Information sensitivity functions to assess parameter information gain and identifiability of dynamical systems

TL;DR

The paper introduces Information Sensitivity Functions (ISFs), a novel, computationally simple method based on sensitivity analysis and information theory, to evaluate parameter information gain and identifiability in dynamical systems.

Contribution

It presents ISFs as an easy-to-compute tool that combines sensitivity analysis with Bayesian and information-theoretic measures to assess parameter identifiability and correlations.

Findings

ISFs quantify information gain about parameters over time.

They help identify regions with high parameter information.

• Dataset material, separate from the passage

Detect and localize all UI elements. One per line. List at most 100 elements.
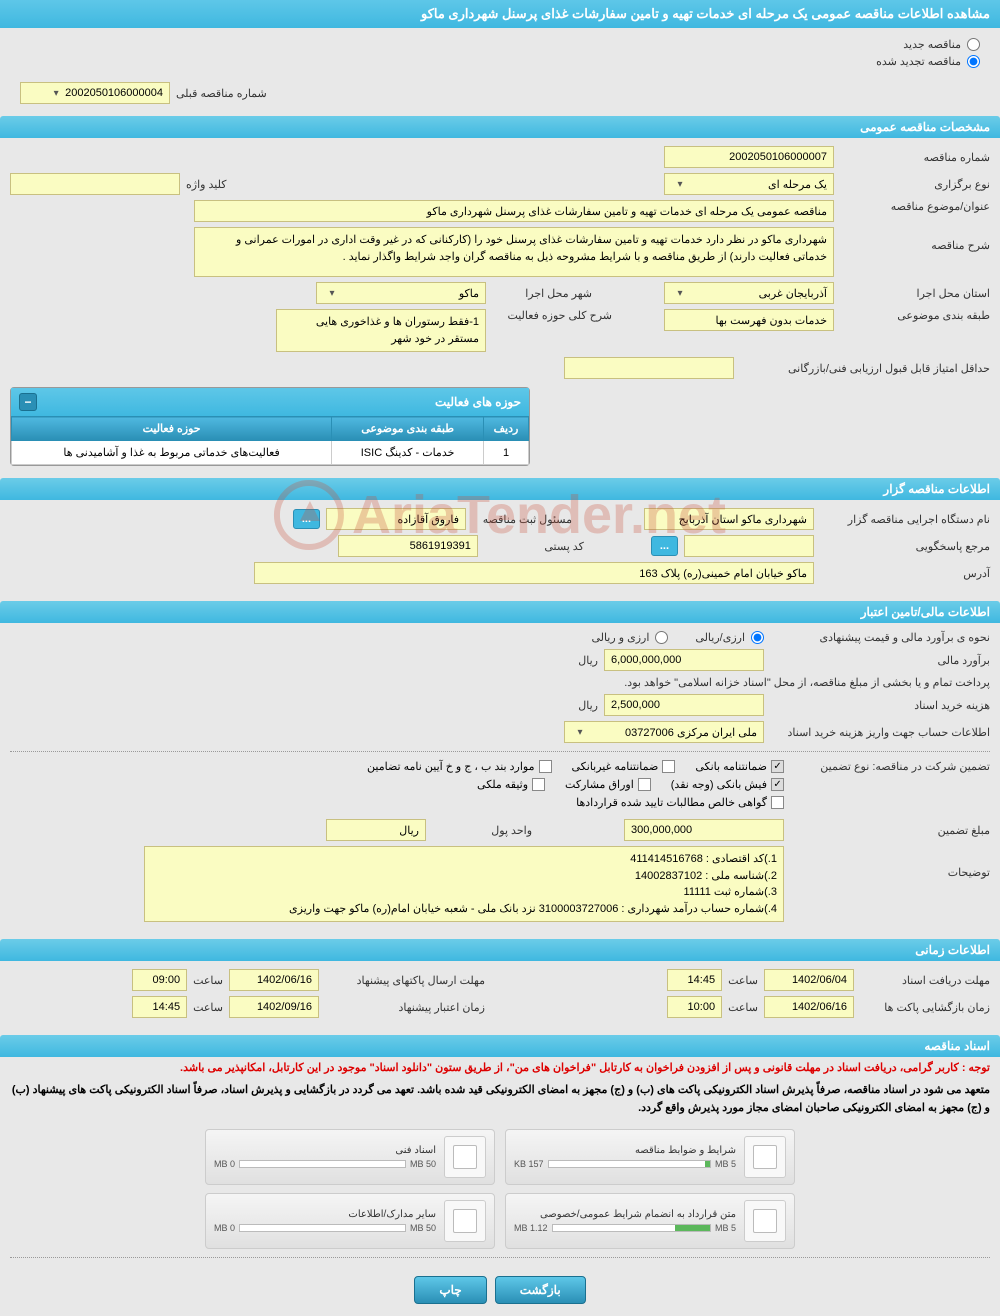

They assess the impact of noise and experimental design on parameter identifiability.

Abstract

A new class of functions, called the `Information sensitivity functions' (ISFs), which quantify the information gain about the parameters through the measurements/observables of a dynamical system are presented. These functions can be easily computed through classical sensitivity functions alone and are based on Bayesian and information-theoretic approaches. While marginal information gain is quantified by decrease in differential entropy, correlations between arbitrary sets of parameters are assessed through mutual information. For individual parameters these information gains are also presented as marginal posterior variances, and, to assess the effect of correlations, as conditional variances when other parameters are given. The easy to interpret ISFs can be used to a) identify time-intervals or regions in dynamical system behaviour where information about the parameters is concentrated; b) assess the effect of measurement noise on the information gain for the parameters; c) assess whether sufficient information in an experimental protocol (input, measurements, and their frequency) is available to identify the parameters; d) assess correlation in the posterior distribution of the parameters to identify the sets of parameters that are likely to be indistinguishable; and e) assess identifiability problems for particular sets of parameters.